Alex Neri rientra in quella ristretta elite di dj che, in Italia, realmente contano e realmente hanno contribuito ad espandere la club culture verso territori che dieci, quindici anni fa sarebbero sembrati inarrivabili. Due le prime cose che vengono in mente: la sua capacità di far crescere il Tenax a Firenze (coi suoi dj set, ma anche con la sua capacità di scovare nuovi talenti), il suo ruolo nel progetto Planet Funk (che assieme ai Subsonica davvero ha spiegato pure all’Italia, con i soliti dieci anni di ritardo rispetto all’Inghilterra, che stilemi dance e pop di qualità non sono necessariamente in conflitto, anzi). Comunicare, insomma. Il segreto di Alex è saper comunicare, puntando sulla sostanza – i risultati suoi sono veri, tangibili – e non sul fumo.

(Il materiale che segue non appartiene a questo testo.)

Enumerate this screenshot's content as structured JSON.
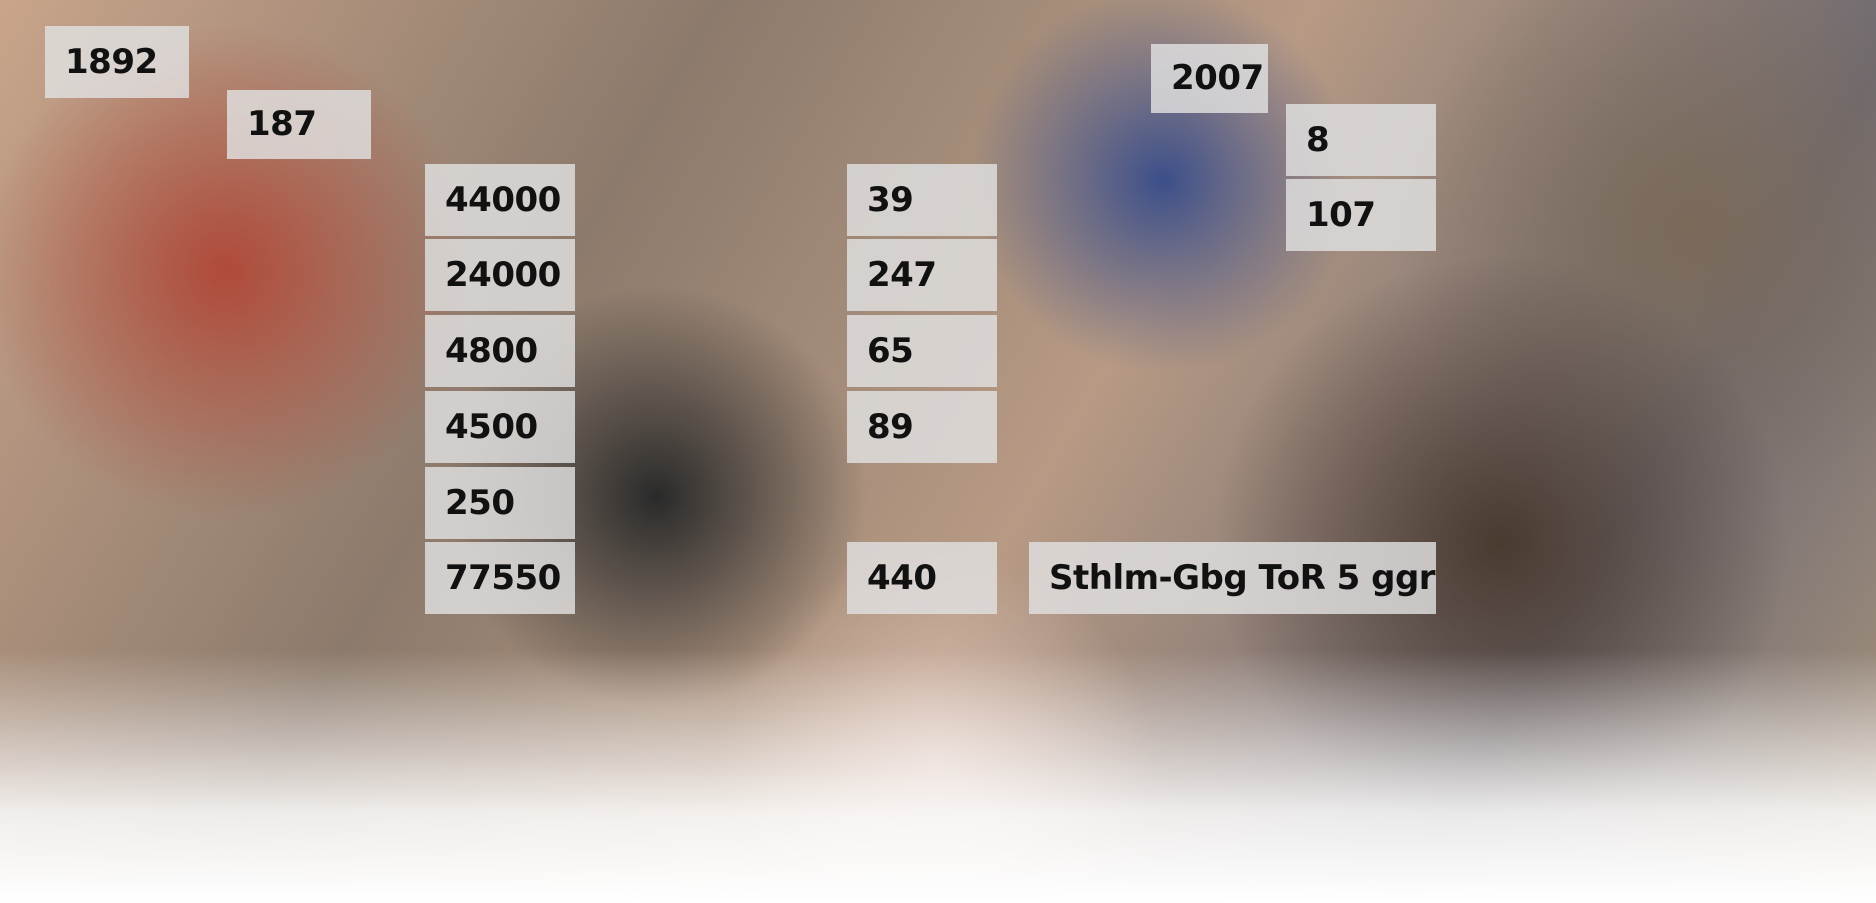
{
  "labels": [
    "1892",
    "187",
    "44000",
    "24000",
    "4800",
    "4500",
    "250",
    "77550",
    "39",
    "247",
    "65",
    "89",
    "440",
    "Sthlm-Gbg ToR 5 ggr",
    "2007",
    "8",
    "107"
  ]
}
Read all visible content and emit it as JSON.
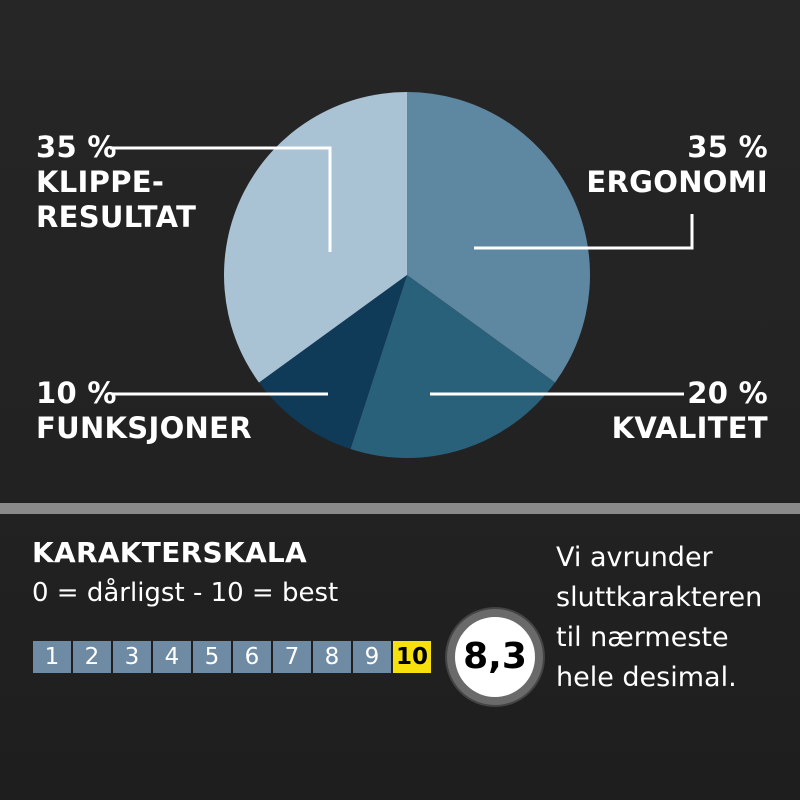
{
  "chart_data": {
    "type": "pie",
    "slices": [
      {
        "label": "ERGONOMI",
        "value": 35,
        "value_label": "35 %",
        "color": "#5e88a1"
      },
      {
        "label": "KVALITET",
        "value": 20,
        "value_label": "20 %",
        "color": "#29607a"
      },
      {
        "label": "FUNKSJONER",
        "value": 10,
        "value_label": "10 %",
        "color": "#0f3a58"
      },
      {
        "label": "KLIPPE-RESULTAT",
        "value": 35,
        "value_label": "35 %",
        "color": "#a9c2d4"
      }
    ]
  },
  "labels": {
    "klippe": {
      "pct": "35 %",
      "line1": "KLIPPE-",
      "line2": "RESULTAT"
    },
    "ergonomi": {
      "pct": "35 %",
      "line1": "ERGONOMI"
    },
    "funksjoner": {
      "pct": "10 %",
      "line1": "FUNKSJONER"
    },
    "kvalitet": {
      "pct": "20 %",
      "line1": "KVALITET"
    }
  },
  "scale": {
    "title": "KARAKTERSKALA",
    "subtitle": "0 = dårligst - 10 = best",
    "numbers": [
      "1",
      "2",
      "3",
      "4",
      "5",
      "6",
      "7",
      "8",
      "9",
      "10"
    ],
    "highlighted": "10",
    "highlight_color": "#f7e10d",
    "cell_color": "#6f8ba3"
  },
  "score": "8,3",
  "note": [
    "Vi avrunder",
    "sluttkarakteren",
    "til nærmeste",
    "hele desimal."
  ]
}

Ecco che quindi se c’è da trovare un testimonial, lui non può che essere una prima scelta. La sua parola conta. Anche perché, tra l’altro, non è uno che te le manda a dire, chiunque l’abbia incontrato almeno una volta lo sa bene. Siamo partiti chiedendogli di parlare un po’ di questo suo coinvolgimento nel lancio della nuova Juke tagata Ministry Of Sound, con un banale “Dovessi scegliere una traccia che la rappresenta, quale citeresti?”, ottenendo una risposta che se da un lato non indica nessuna traccia, dall’altro inquadra bene la faccenda: “Difficile indicarne una, o meglio, difficile indicarne una sola. Una cosa è certa: questa macchina rispetta in pieno lo spirito del panorama underground – fresco, innovativo, giovane”. Il discorso poi si allarga su come sta gestendo musicalmente queste date in giro per l’Italia: “Non seguo uno schema predefinito in nessuno dei miei set. Non ho dischi fissi, non ho passaggi già pronti da un pezzo all’altro. Da sempre lascio andare il mio istinto, è lui a definire ciò che sento e ciò che voglio comunicare in quel preciso momento”.
Del resto, questa attitudine Neri ce l’ha pure quando si tratta di uscire dai confini lavorativi del clubbing, dall’ambito cioè dello specifico dj set in serata. Una nostra curiosità era, tanto per restare in ambito automobilistico, capire quali dischi si porta dietro di solito quando è in macchina. Soprattutto, quali si porterebbe dietro qualora dovesse affrontare un lungo viaggio – diciamo dalla sua base operativa, Firenze, a quale che è diventata la base “mentale” di molti di noi, cioè Berlino: “Quali dischi mi porterei dietro? Dipende dal viaggio che devo fare e soprattutto dal mood in cui sono. Anche qui, nessuna regola fissa. Generalmente in auto ascolto vari tipi di musica, dal funk al rock all’afro… Per un lungo viaggio, sicuramente mi porterei dietro un cd dei Radiohead. Ecco, su loro si può scommettere ad occhi chiusi”.